Popliteus tendonitis, bursitis of the knee, rupture of the soleus, Achilles tendon rupture, osteoarthritis, bone fracture, and muscle strain can all mimic DVT pain. The Thompson squeeze test involves compression of the calf muscle halfway down the lower leg in a patient who is lying prone, with the knee flexed and ankle relaxed. A positive test, when the foot fails to passively plantarflex, indicates a complete rupture of the Achilles tendon. However, it is important to note that, in many cases, enough fibers of a tendon will remain intact, despite severe injury, to give a false-negative test. When in doubt, ultrasound is a rapid and highly accurate diagnostic tool and can even be performed at the bedside. It is not uncommon for patients to present several days after trauma to the lower extremity. Patients with a history of “trauma” to a lower extremity and pain in a suggestive location should raise one’s suspicion for DVT. For patients who are on anticoagulants, as well as the occasional serious athlete, a hemorrhage into the calf musculature can present with calf pain and significant swelling. Although history is usually helpful, ultimately, many of these limbs will still require imaging.
Any venous stasis can lead to lower extremity swelling and sometimes pain. This is especially likely for patients who have previously had a DVT and who present with an acute post-thrombotic syndrome or a worsening of chronic symptoms. Differentiating either of these from acute DVT is difficult based on a physical examination alone, and typically, ancillary testing is required.

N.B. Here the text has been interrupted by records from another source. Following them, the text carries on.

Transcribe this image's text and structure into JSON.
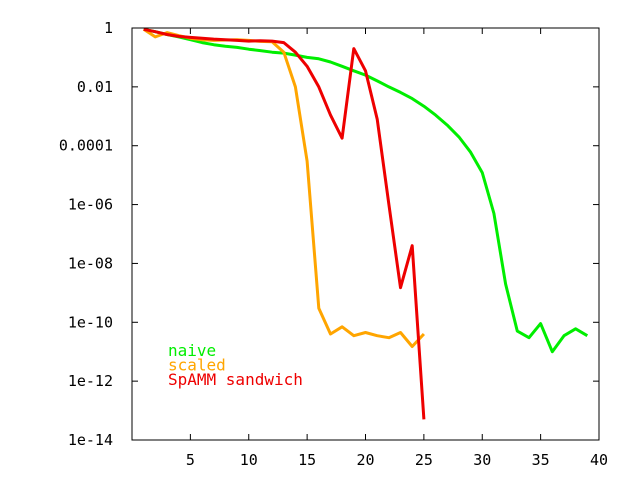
{
  "chart_data": {
    "type": "line",
    "title": "",
    "xlabel": "",
    "ylabel": "",
    "xlim": [
      0,
      40
    ],
    "ylim": [
      1e-14,
      1
    ],
    "yscale": "log",
    "grid": false,
    "legend_placement": "bottom-left",
    "x_ticks": [
      5,
      10,
      15,
      20,
      25,
      30,
      35,
      40
    ],
    "x_tick_labels": [
      "5",
      "10",
      "15",
      "20",
      "25",
      "30",
      "35",
      "40"
    ],
    "y_ticks": [
      1,
      0.01,
      0.0001,
      1e-06,
      1e-08,
      1e-10,
      1e-12,
      1e-14
    ],
    "y_tick_labels": [
      "1",
      "0.01",
      "0.0001",
      "1e-06",
      "1e-08",
      "1e-10",
      "1e-12",
      "1e-14"
    ],
    "series": [
      {
        "name": "naive",
        "color": "#00ee00",
        "x": [
          1,
          2,
          3,
          4,
          5,
          6,
          7,
          8,
          9,
          10,
          11,
          12,
          13,
          14,
          15,
          16,
          17,
          18,
          19,
          20,
          21,
          22,
          23,
          24,
          25,
          26,
          27,
          28,
          29,
          30,
          31,
          32,
          33,
          34,
          35,
          36,
          37,
          38,
          39
        ],
        "y": [
          0.9,
          0.75,
          0.6,
          0.5,
          0.4,
          0.32,
          0.27,
          0.24,
          0.22,
          0.19,
          0.17,
          0.15,
          0.14,
          0.12,
          0.1,
          0.09,
          0.07,
          0.05,
          0.035,
          0.025,
          0.016,
          0.01,
          0.0065,
          0.004,
          0.0022,
          0.0011,
          0.0005,
          0.0002,
          6e-05,
          1.2e-05,
          5e-07,
          2e-09,
          5e-11,
          3e-11,
          9e-11,
          1e-11,
          3.5e-11,
          6e-11,
          3.5e-11
        ]
      },
      {
        "name": "scaled",
        "color": "#ffa500",
        "x": [
          1,
          2,
          3,
          4,
          5,
          6,
          7,
          8,
          9,
          10,
          11,
          12,
          13,
          14,
          15,
          16,
          17,
          18,
          19,
          20,
          21,
          22,
          23,
          24,
          25
        ],
        "y": [
          0.9,
          0.5,
          0.7,
          0.55,
          0.45,
          0.4,
          0.38,
          0.39,
          0.4,
          0.38,
          0.35,
          0.34,
          0.15,
          0.01,
          3e-05,
          3e-10,
          4e-11,
          7e-11,
          3.5e-11,
          4.5e-11,
          3.5e-11,
          3e-11,
          4.5e-11,
          1.5e-11,
          4e-11
        ]
      },
      {
        "name": "SpAMM sandwich",
        "color": "#ee0000",
        "x": [
          1,
          2,
          3,
          4,
          5,
          6,
          7,
          8,
          9,
          10,
          11,
          12,
          13,
          14,
          15,
          16,
          17,
          18,
          19,
          20,
          21,
          22,
          23,
          24,
          25
        ],
        "y": [
          0.9,
          0.75,
          0.6,
          0.52,
          0.48,
          0.45,
          0.42,
          0.4,
          0.38,
          0.36,
          0.37,
          0.36,
          0.32,
          0.15,
          0.05,
          0.01,
          0.0011,
          0.00018,
          0.2,
          0.035,
          0.0008,
          1e-06,
          1.5e-09,
          4e-08,
          5e-14
        ]
      }
    ]
  }
}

A Baker’s cyst can often be diagnosed with a physical exam. However, because some of the signs and symptoms of a Baker’s cyst mimic those of more serious conditions, such as a blood clot, aneurysm, or tumor, noninvasive imaging tests would be ordered, including:
- Magnetic resonance imaging (MRI)
Treatment: Treatment of a Baker’s cyst typically focuses on addressing the underlying cause, such as arthritis or a knee injury. Conservative measures such as rest, ice, compression, and elevation (RICE) may help alleviate symptoms. In some cases, aspiration of the cyst or corticosteroid injections may be recommended to reduce swelling and discomfort. Surgery to remove the cyst may be considered if conservative measures are ineffective or if the cyst is causing significant symptoms. Physical therapy may also be beneficial to improve knee function and prevent recurrence.